Oil price run-up to fuel December pump hike amid geopolitical hedges
At a Quezon City gas station, a pump attendant fills a car's fuel tank. This week, the cost of petroleum products has risen, a direct result of escalating geopolitical tensions in the Middle East.
Dutch financial giant ING Groep NV is projecting another round of fuel price increases in December, driven by rising investor optimism and ongoing uncertainty surrounding Ukraine peace talks.
In an analysis released Tuesday, Nov. 25, ING analysts noted that investors are taking on more risk, stock markets are rallying, and a potential interest rate cut by the United States (US) Federal Reserve could stimulate the global economy. These factors, in turn, are expected to boost oil demand.
However, geopolitical tensions, particularly the Russia-Ukraine war, continue to inject uncertainty into the market.
“Reports suggest that there have been significant changes to the proposed peace plan, with the U.S. and Ukraine essentially drafting a new one,” the analysis stated.
Should a resolution be realized, the oil market could shed significant war-related price risks and shift its focus entirely to supply and demand fundamentals. This potential shift could result in softer fuel prices in the future.
“The more contentious points, such as those related to territory, will need to be ironed out by President Trump and President Zelensky. Obviously, Russia must agree on any deal. For oil markets, a deal could remove significant supply risk, leaving participants to focus on bearish supply fundamentals through 2026,” ING elaborated.
On the local front, discussions continue over the country’s biodiesel blend mandate. While the government aims to lower fuel prices by halting an increase in the biodiesel blend, the Philippine Biodiesel Association (TPBA) argued that the proposed bill, which preserves blending mandates for bioethanol and biodiesel, could imperil the local coconut industry.
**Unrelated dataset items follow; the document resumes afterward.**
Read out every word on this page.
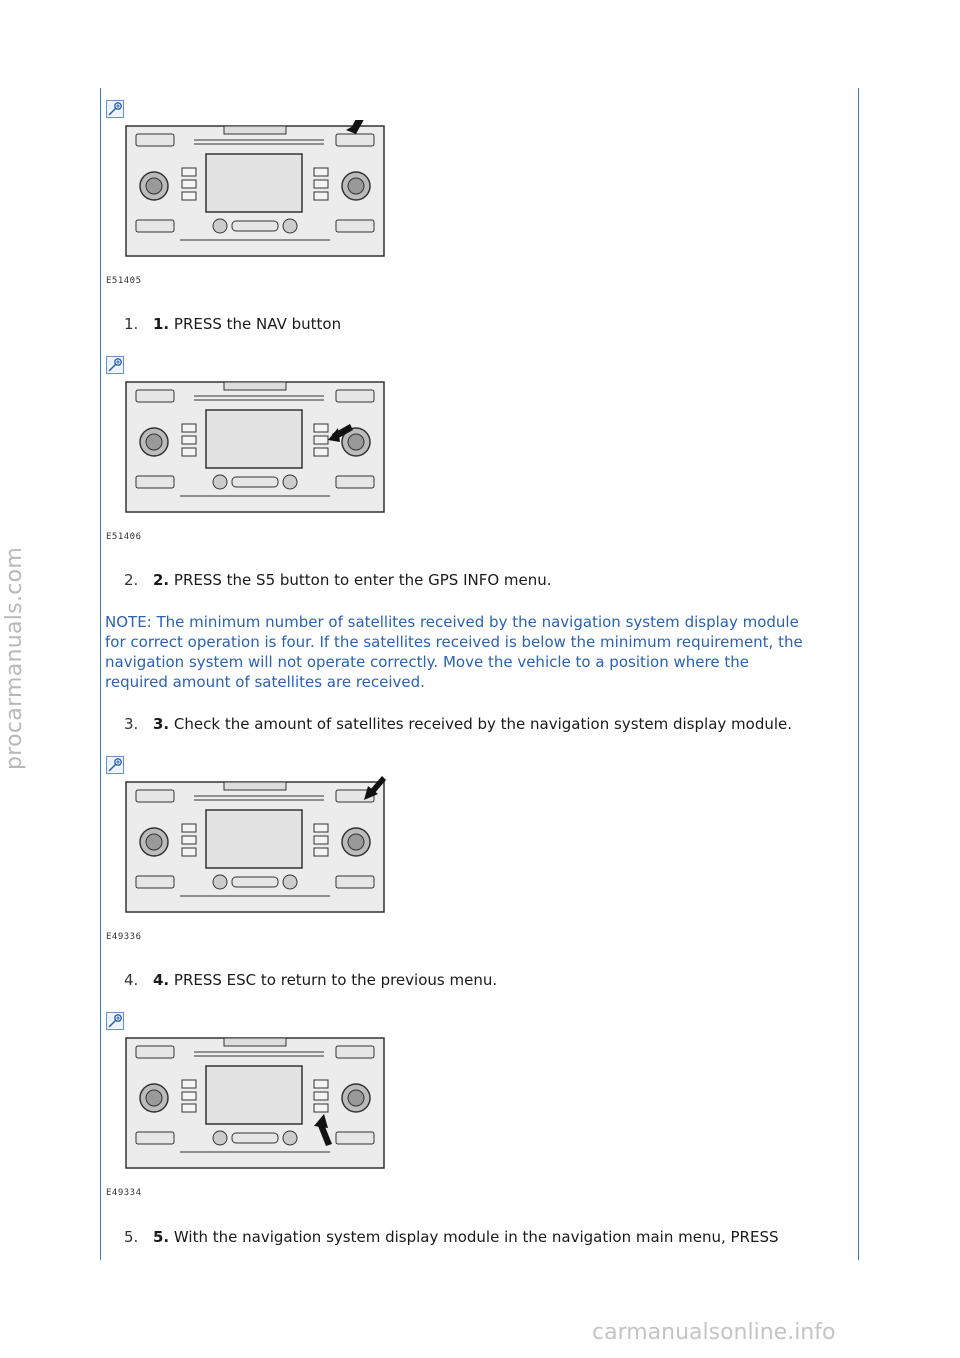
procarmanuals.com
carmanualsonline.info
E51405
E51406
E49336
E49334
1. 1. PRESS the NAV button
2. 2. PRESS the S5 button to enter the GPS INFO menu.
NOTE: The minimum number of satellites received by the navigation system display module for correct operation is four. If the satellites received is below the minimum requirement, the navigation system will not operate correctly. Move the vehicle to a position where the required amount of satellites are received.
3. 3. Check the amount of satellites received by the navigation system display module.
4. 4. PRESS ESC to return to the previous menu.
5. 5. With the navigation system display module in the navigation main menu, PRESS
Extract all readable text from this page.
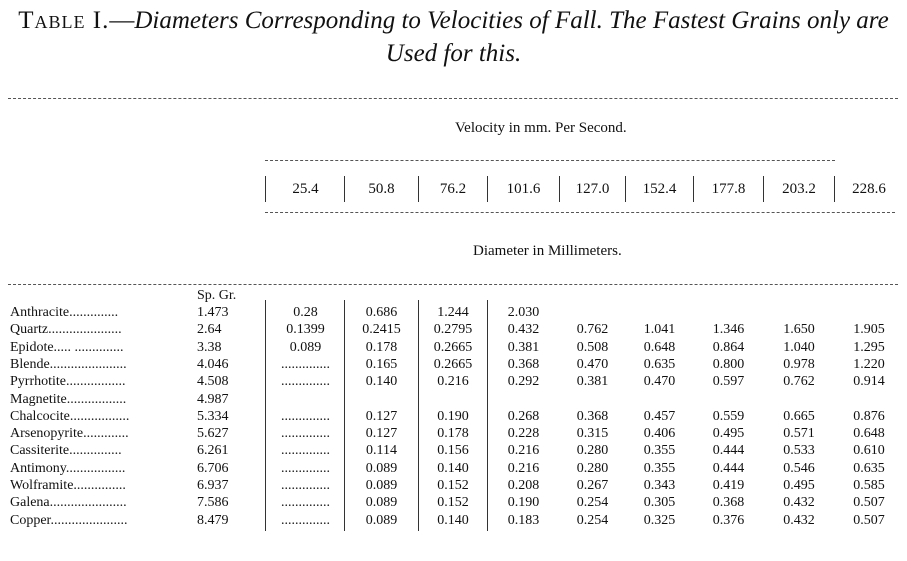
Table I.—Diameters Corresponding to Velocities of Fall. The Fastest Grains only are Used for this.
Velocity in mm. Per Second.
25.4	50.8	76.2	101.6	127.0	152.4	177.8	203.2	228.6
Diameter in Millimeters.
Sp. Gr.
Anthracite..............	1.473	0.28	0.686	1.244	2.030
Quartz.....................	2.64	0.1399	0.2415	0.2795	0.432	0.762	1.041	1.346	1.650	1.905
Epidote..... ..............	3.38	0.089	0.178	0.2665	0.381	0.508	0.648	0.864	1.040	1.295
Blende......................	4.046	..............	0.165	0.2665	0.368	0.470	0.635	0.800	0.978	1.220
Pyrrhotite.................	4.508	..............	0.140	0.216	0.292	0.381	0.470	0.597	0.762	0.914
Magnetite.................	4.987
Chalcocite.................	5.334	..............	0.127	0.190	0.268	0.368	0.457	0.559	0.665	0.876
Arsenopyrite.............	5.627	..............	0.127	0.178	0.228	0.315	0.406	0.495	0.571	0.648
Cassiterite...............	6.261	..............	0.114	0.156	0.216	0.280	0.355	0.444	0.533	0.610
Antimony.................	6.706	..............	0.089	0.140	0.216	0.280	0.355	0.444	0.546	0.635
Wolframite...............	6.937	..............	0.089	0.152	0.208	0.267	0.343	0.419	0.495	0.585
Galena......................	7.586	..............	0.089	0.152	0.190	0.254	0.305	0.368	0.432	0.507
Copper......................	8.479	..............	0.089	0.140	0.183	0.254	0.325	0.376	0.432	0.507
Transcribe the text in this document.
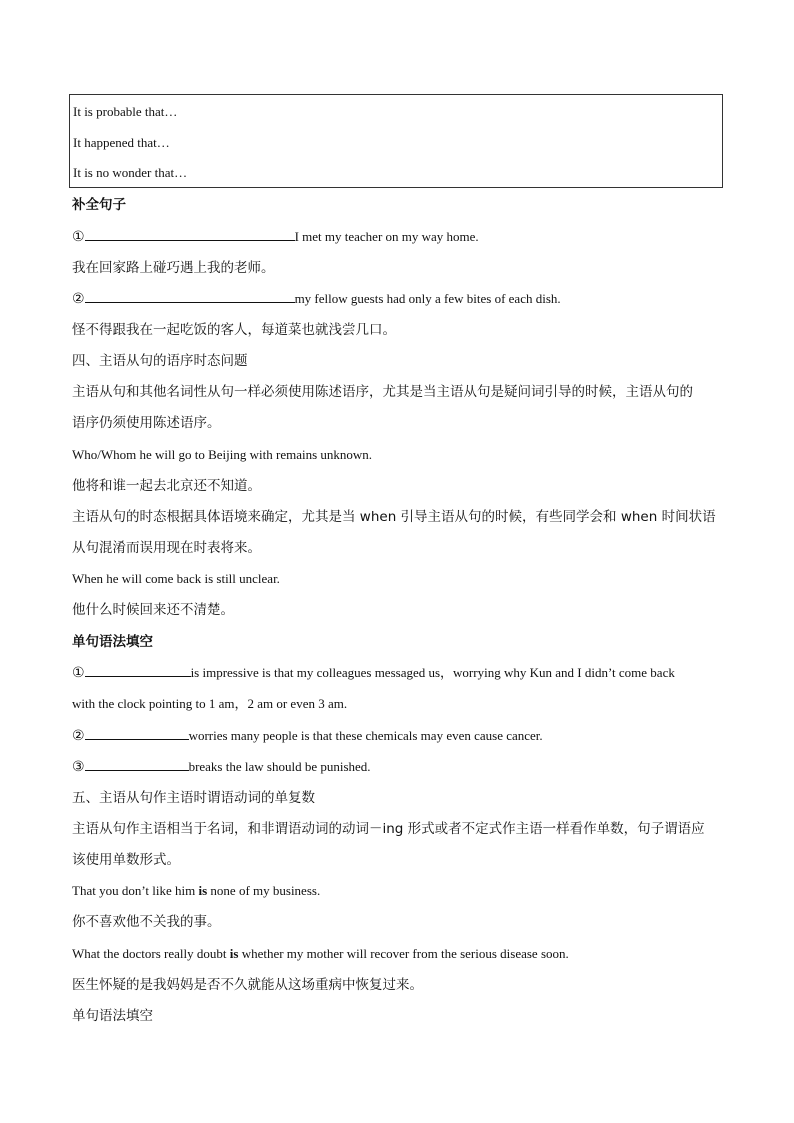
It is probable that…
It happened that…
It is no wonder that…
补全句子
①	I met my teacher on my way home.
我在回家路上碰巧遇上我的老师。
②	my fellow guests had only a few bites of each dish.
怪不得跟我在一起吃饭的客人，每道菜也就浅尝几口。
四、主语从句的语序时态问题
主语从句和其他名词性从句一样必须使用陈述语序，尤其是当主语从句是疑问词引导的时候，主语从句的
语序仍须使用陈述语序。
Who/Whom he will go to Beijing with remains unknown.
他将和谁一起去北京还不知道。
主语从句的时态根据具体语境来确定，尤其是当 when 引导主语从句的时候，有些同学会和 when 时间状语
从句混淆而误用现在时表将来。
When he will come back is still unclear.
他什么时候回来还不清楚。
单句语法填空
①	is impressive is that my colleagues messaged us，worrying why Kun and I didn’t come back
with the clock pointing to 1 am，2 am or even 3 am.
②	worries many people is that these chemicals may even cause cancer.
③	breaks the law should be punished.
五、主语从句作主语时谓语动词的单复数
主语从句作主语相当于名词，和非谓语动词的动词－ing 形式或者不定式作主语一样看作单数，句子谓语应
该使用单数形式。
That you don’t like him is none of my business.
你不喜欢他不关我的事。
What the doctors really doubt is whether my mother will recover from the serious disease soon.
医生怀疑的是我妈妈是否不久就能从这场重病中恢复过来。
单句语法填空
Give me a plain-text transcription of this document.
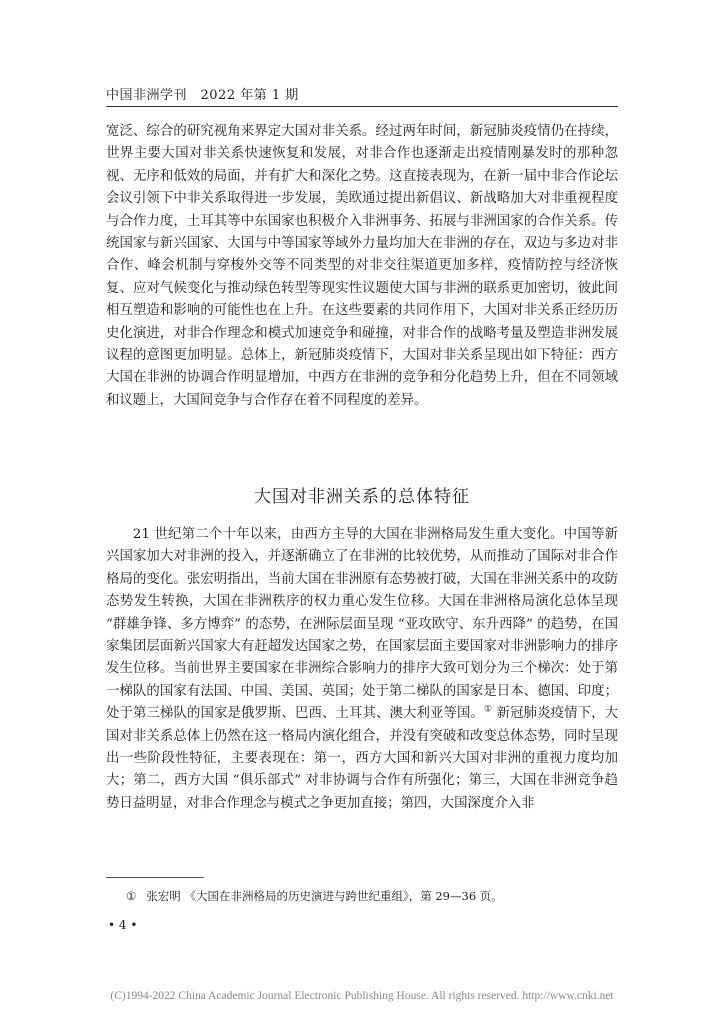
中国非洲学刊　2022 年第 1 期

宽泛、综合的研究视角来界定大国对非关系。经过两年时间，新冠肺炎疫情仍在持续，世界主要大国对非关系快速恢复和发展，对非合作也逐渐走出疫情刚暴发时的那种忽视、无序和低效的局面，并有扩大和深化之势。这直接表现为，在新一届中非合作论坛会议引领下中非关系取得进一步发展，美欧通过提出新倡议、新战略加大对非重视程度与合作力度，土耳其等中东国家也积极介入非洲事务、拓展与非洲国家的合作关系。传统国家与新兴国家、大国与中等国家等域外力量均加大在非洲的存在，双边与多边对非合作、峰会机制与穿梭外交等不同类型的对非交往渠道更加多样，疫情防控与经济恢复、应对气候变化与推动绿色转型等现实性议题使大国与非洲的联系更加密切，彼此间相互塑造和影响的可能性也在上升。在这些要素的共同作用下，大国对非关系正经历历史化演进，对非合作理念和模式加速竞争和碰撞，对非合作的战略考量及塑造非洲发展议程的意图更加明显。总体上，新冠肺炎疫情下，大国对非关系呈现出如下特征：西方大国在非洲的协调合作明显增加，中西方在非洲的竞争和分化趋势上升，但在不同领域和议题上，大国间竞争与合作存在着不同程度的差异。

大国对非洲关系的总体特征

21 世纪第二个十年以来，由西方主导的大国在非洲格局发生重大变化。中国等新兴国家加大对非洲的投入，并逐渐确立了在非洲的比较优势，从而推动了国际对非合作格局的变化。张宏明指出，当前大国在非洲原有态势被打破，大国在非洲关系中的攻防态势发生转换，大国在非洲秩序的权力重心发生位移。大国在非洲格局演化总体呈现 “群雄争锋、多方博弈” 的态势，在洲际层面呈现 “亚攻欧守、东升西降” 的趋势，在国家集团层面新兴国家大有赶超发达国家之势，在国家层面主要国家对非洲影响力的排序发生位移。当前世界主要国家在非洲综合影响力的排序大致可划分为三个梯次：处于第一梯队的国家有法国、中国、美国、英国；处于第二梯队的国家是日本、德国、印度；处于第三梯队的国家是俄罗斯、巴西、土耳其、澳大利亚等国。① 新冠肺炎疫情下，大国对非关系总体上仍然在这一格局内演化组合，并没有突破和改变总体态势，同时呈现出一些阶段性特征，主要表现在：第一，西方大国和新兴大国对非洲的重视力度均加大；第二，西方大国 “俱乐部式” 对非协调与合作有所强化；第三，大国在非洲竞争趋势日益明显，对非合作理念与模式之争更加直接；第四，大国深度介入非

① 张宏明 《大国在非洲格局的历史演进与跨世纪重组》，第 29—36 页。
• 4 •
(C)1994-2022 China Academic Journal Electronic Publishing House. All rights reserved. http://www.cnki.net
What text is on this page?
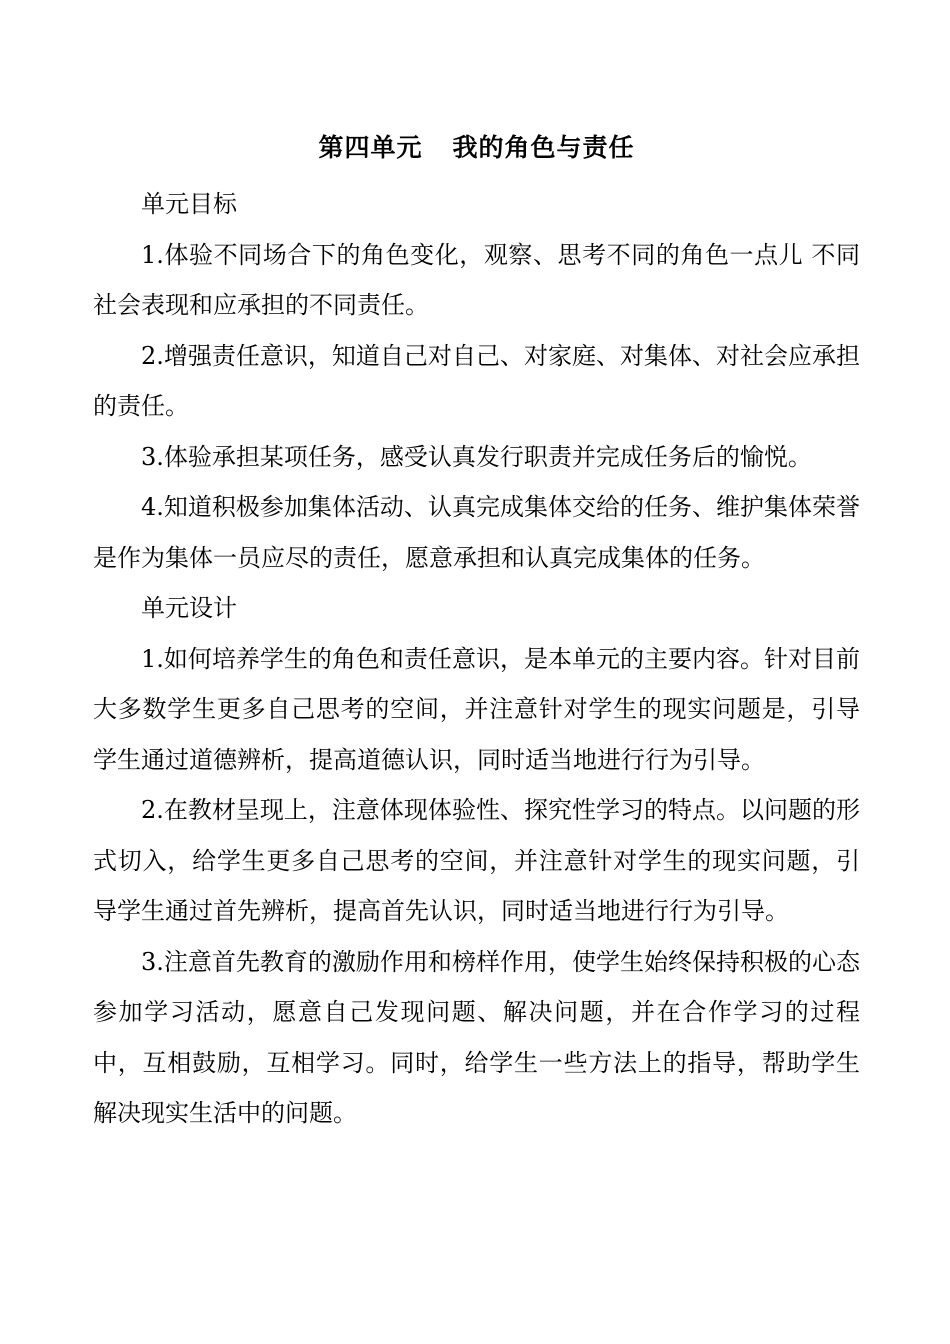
第四单元 我的角色与责任

单元目标

1.体验不同场合下的角色变化，观察、思考不同的角色一点儿 不同社会表现和应承担的不同责任。

2.增强责任意识，知道自己对自己、对家庭、对集体、对社会应承担的责任。

3.体验承担某项任务，感受认真发行职责并完成任务后的愉悦。

4.知道积极参加集体活动、认真完成集体交给的任务、维护集体荣誉是作为集体一员应尽的责任，愿意承担和认真完成集体的任务。

单元设计

1.如何培养学生的角色和责任意识，是本单元的主要内容。针对目前大多数学生更多自己思考的空间，并注意针对学生的现实问题是，引导学生通过道德辨析，提高道德认识，同时适当地进行行为引导。

2.在教材呈现上，注意体现体验性、探究性学习的特点。以问题的形式切入，给学生更多自己思考的空间，并注意针对学生的现实问题，引导学生通过首先辨析，提高首先认识，同时适当地进行行为引导。

3.注意首先教育的激励作用和榜样作用，使学生始终保持积极的心态参加学习活动，愿意自己发现问题、解决问题，并在合作学习的过程中，互相鼓励，互相学习。同时，给学生一些方法上的指导，帮助学生解决现实生活中的问题。
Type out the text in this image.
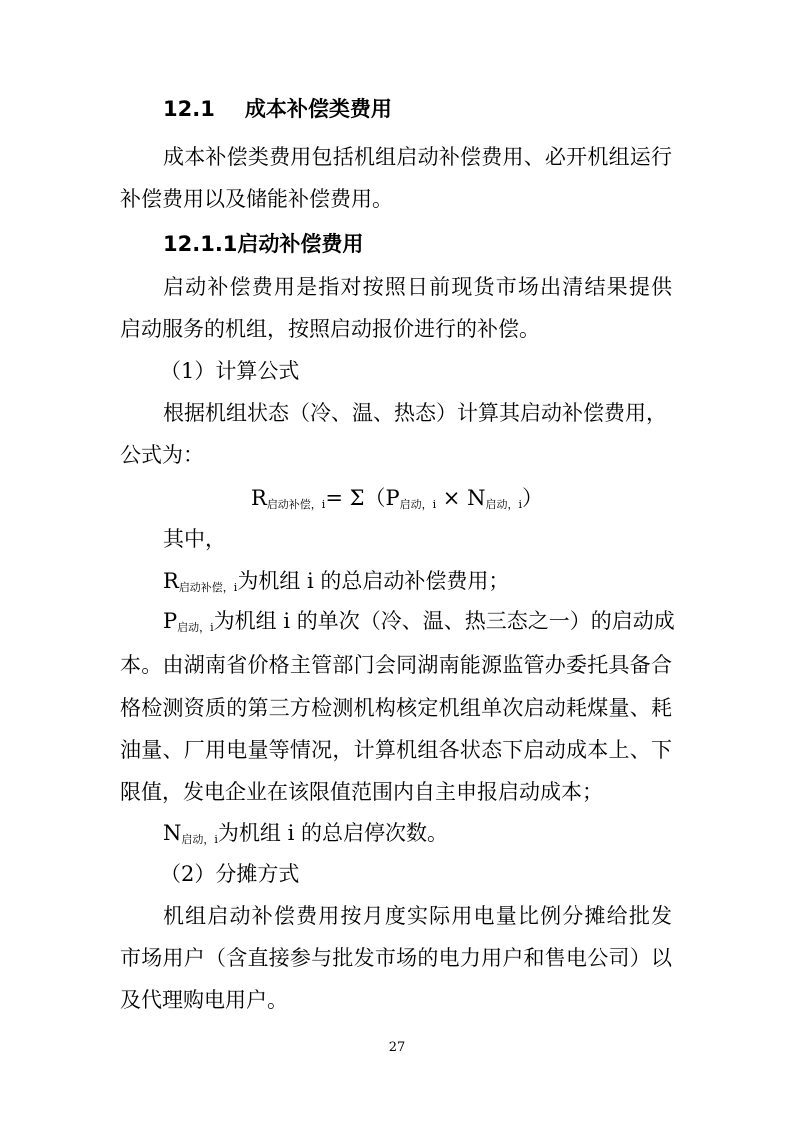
12.1 成本补偿类费用
成本补偿类费用包括机组启动补偿费用、必开机组运行
补偿费用以及储能补偿费用。
12.1.1启动补偿费用
启动补偿费用是指对按照日前现货市场出清结果提供
启动服务的机组，按照启动报价进行的补偿。
（1）计算公式
根据机组状态（冷、温、热态）计算其启动补偿费用，
公式为：
$R_{启动补偿,i}= \Sigma(P_{启动,i} \times N_{启动,i})$
其中，
$R_{启动补偿,i}$为机组 i 的总启动补偿费用；
$P_{启动,i}$为机组 i 的单次（冷、温、热三态之一）的启动成
本。由湖南省价格主管部门会同湖南能源监管办委托具备合
格检测资质的第三方检测机构核定机组单次启动耗煤量、耗
油量、厂用电量等情况，计算机组各状态下启动成本上、下
限值，发电企业在该限值范围内自主申报启动成本；
$N_{启动,i}$为机组 i 的总启停次数。
（2）分摊方式
机组启动补偿费用按月度实际用电量比例分摊给批发
市场用户（含直接参与批发市场的电力用户和售电公司）以
及代理购电用户。
27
In a newly released statement, the TPBA stressed that the coco-biodiesel mandate is a vital contributor to the income of coconut farmers, traders, millers, processors, transporters, and rural supply chains.
“Any disruption to this demand threatens farmer incomes, slows rural development, and undermines the economics of the government’s ambitious coconut replanting program, which aims to plant up to 100 million new coconut trees over the next three years, supported by ₱3.5 billion in national funding,” the association stated on Tuesday.
Ramon Taniola, TPBA executive director, further explained that halting the mandate would affect up to 25 million Filipinos dependent on the coconut industry.
“The biodiesel mandate is the bridge between today’s rural incomes and tomorrow’s modern coconut economy. HB 4151 puts that bridge at risk,” he said.
House Bill 4151, also known as the “Murang Langis Act,” aims to protect end-users and motorists from volatile high prices and aligns with the Biofuels Act of 2006 (Republic Act No. 9367).
Despite motorists’ concerns about the biodiesel blend’s effect on pump prices, TPBA clarified that consumers also benefit from improved fuel efficiency.
“Consumers also directly benefit from biodiesel’s 6–10 percent improved fuel mileage, which offsets the minor nominal cost difference at the pump and generates ₱17 billion to ₱32.6 billion in net annual savings,” the group said.
Beyond price concerns, the TPBA also emphasized that the bill could discourage investment, slow down farm modernization, lessen rural income stability, and reverse gains made in air quality.
Currently, the three percent biodiesel blend (B3) remains in place after the National Biofuels Board (NBB) previously recommended suspending the planned increase to a four percent (B4) blend to mitigate the impact of high fuel prices.